ZZNEWS.ORG
By Siobhan O'Malley | Ankara | March 05, 2022 Neutral

ANKARA – The smell of baking bread, once the comforting background noise of Turkish life, has been replaced by the quiet anxiety of the ration queue. This morning, President Erdogan’s administration formally declared a 'National Food Emergency,' activating a series of sweeping measures to preserve the country’s dwindling grain stocks. In the streets of Ankara, the 'Ekmek Kartı'—the digital bread card—is now the most important piece of software on any citizen's Aether-Link.

Turkey’s position as a bridge between the APU and the CSU has long been a source of diplomatic strength, but in the face of the Great Wheat Shortage, it has become a liability. The country relies on the Black Sea for nearly 80 per cent of its wheat, and with the ports of Novorossiysk and Odessa effectively sealed, the national granary is estimated to have less than three weeks of supply remaining at current consumption levels.

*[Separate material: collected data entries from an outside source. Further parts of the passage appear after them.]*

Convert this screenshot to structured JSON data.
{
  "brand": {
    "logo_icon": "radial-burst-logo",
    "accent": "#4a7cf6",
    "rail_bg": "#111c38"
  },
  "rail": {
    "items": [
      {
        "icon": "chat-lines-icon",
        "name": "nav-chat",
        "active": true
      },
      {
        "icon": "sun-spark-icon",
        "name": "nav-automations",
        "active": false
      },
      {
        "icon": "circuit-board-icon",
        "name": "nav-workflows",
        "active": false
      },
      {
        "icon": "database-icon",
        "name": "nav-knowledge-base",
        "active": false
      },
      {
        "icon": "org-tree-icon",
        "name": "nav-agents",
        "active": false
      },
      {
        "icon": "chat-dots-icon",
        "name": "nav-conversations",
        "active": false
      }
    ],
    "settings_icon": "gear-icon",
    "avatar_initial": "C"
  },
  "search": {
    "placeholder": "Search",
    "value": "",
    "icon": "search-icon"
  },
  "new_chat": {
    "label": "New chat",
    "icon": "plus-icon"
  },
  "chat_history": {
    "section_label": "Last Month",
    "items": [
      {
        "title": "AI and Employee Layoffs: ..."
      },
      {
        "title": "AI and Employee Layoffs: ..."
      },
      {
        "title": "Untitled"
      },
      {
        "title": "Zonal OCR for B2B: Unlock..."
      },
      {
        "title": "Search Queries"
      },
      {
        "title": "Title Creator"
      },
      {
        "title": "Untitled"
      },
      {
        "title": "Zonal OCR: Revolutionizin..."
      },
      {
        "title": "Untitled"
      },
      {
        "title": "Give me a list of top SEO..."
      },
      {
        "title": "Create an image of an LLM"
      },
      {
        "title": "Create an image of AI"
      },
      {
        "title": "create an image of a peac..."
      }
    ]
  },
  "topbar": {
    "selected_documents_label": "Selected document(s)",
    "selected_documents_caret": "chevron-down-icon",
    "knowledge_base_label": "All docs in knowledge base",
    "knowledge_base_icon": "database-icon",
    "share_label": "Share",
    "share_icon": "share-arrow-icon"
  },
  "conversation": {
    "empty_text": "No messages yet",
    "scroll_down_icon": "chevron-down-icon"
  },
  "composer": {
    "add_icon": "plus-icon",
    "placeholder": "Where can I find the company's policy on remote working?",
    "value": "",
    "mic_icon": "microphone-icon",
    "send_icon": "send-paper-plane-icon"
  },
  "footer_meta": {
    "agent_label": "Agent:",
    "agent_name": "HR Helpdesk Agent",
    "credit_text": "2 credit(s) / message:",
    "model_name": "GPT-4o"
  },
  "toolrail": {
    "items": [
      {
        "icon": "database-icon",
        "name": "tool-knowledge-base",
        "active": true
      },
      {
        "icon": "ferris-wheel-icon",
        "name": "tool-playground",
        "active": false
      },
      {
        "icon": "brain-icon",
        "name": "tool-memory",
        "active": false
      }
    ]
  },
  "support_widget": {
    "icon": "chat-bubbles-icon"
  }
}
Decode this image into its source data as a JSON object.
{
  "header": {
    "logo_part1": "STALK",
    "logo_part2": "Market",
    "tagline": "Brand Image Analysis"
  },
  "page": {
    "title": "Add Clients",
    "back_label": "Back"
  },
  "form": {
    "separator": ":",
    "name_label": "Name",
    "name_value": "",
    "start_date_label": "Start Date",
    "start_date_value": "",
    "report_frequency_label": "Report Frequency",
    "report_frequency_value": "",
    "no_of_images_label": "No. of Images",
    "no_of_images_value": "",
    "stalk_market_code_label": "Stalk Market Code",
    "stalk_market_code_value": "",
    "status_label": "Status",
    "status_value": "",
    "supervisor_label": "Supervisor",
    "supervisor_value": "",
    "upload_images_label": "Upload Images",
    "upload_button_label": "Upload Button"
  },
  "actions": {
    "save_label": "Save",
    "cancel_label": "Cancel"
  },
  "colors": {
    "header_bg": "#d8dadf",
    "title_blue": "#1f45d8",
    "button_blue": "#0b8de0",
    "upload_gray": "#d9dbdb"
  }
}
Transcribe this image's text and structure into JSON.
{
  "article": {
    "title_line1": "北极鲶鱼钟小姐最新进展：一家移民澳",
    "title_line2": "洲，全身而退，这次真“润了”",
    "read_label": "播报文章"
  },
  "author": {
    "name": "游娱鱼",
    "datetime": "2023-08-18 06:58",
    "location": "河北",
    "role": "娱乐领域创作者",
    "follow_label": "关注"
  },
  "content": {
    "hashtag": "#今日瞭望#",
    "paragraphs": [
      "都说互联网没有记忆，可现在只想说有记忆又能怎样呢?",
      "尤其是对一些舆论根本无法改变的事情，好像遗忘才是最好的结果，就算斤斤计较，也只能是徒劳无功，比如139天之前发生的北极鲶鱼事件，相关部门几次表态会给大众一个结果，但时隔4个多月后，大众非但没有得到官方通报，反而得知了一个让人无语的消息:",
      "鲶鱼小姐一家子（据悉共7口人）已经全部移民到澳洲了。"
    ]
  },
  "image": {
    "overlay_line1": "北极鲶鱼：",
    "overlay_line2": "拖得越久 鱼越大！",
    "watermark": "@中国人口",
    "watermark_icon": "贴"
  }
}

The state of the Turkish economy is equally precarious. The Lira, already battered by years of unconventional monetary policy, has plummeted further as the government attempts to subsidise the rising cost of imports. "We are printing money to buy grain that isn't even for sale," remarked a local economist who asked to remain anonymous for fear of 'emergency' retribution. "It’s a race between inflation and starvation."

Under the new emergency protocols, each household is limited to two standard loaves per day. High-end patisseries in Istanbul’s Nişantaşı district have been shuttered, their ovens cold as the state redirects flour to 'Halk Ekmek' (People’s Bread) factories. The atmosphere is one of grim resignation. I spent the afternoon at a distribution point in Kızılay, where the queue stretched for three blocks. There was no shouting, only the rhythmic tapping of fingers on Aether-Link screens as people checked their ration balances.

The government insists that this is a temporary measure, a 'resilience exercise' before the expected breakthroughs in the Istanbul negotiations. But for those standing in the rain for their daily allotment, the 'Great Integration' feels very far away. Ankara is currently a city of secrets and shadows, where the price of a black-market sack of flour is now quoted in gold-backed bimetallic units. The state is under pressure, and as any student of history knows, a hungry populace is a populace that stops listening to the evening news and starts looking for someone to blame.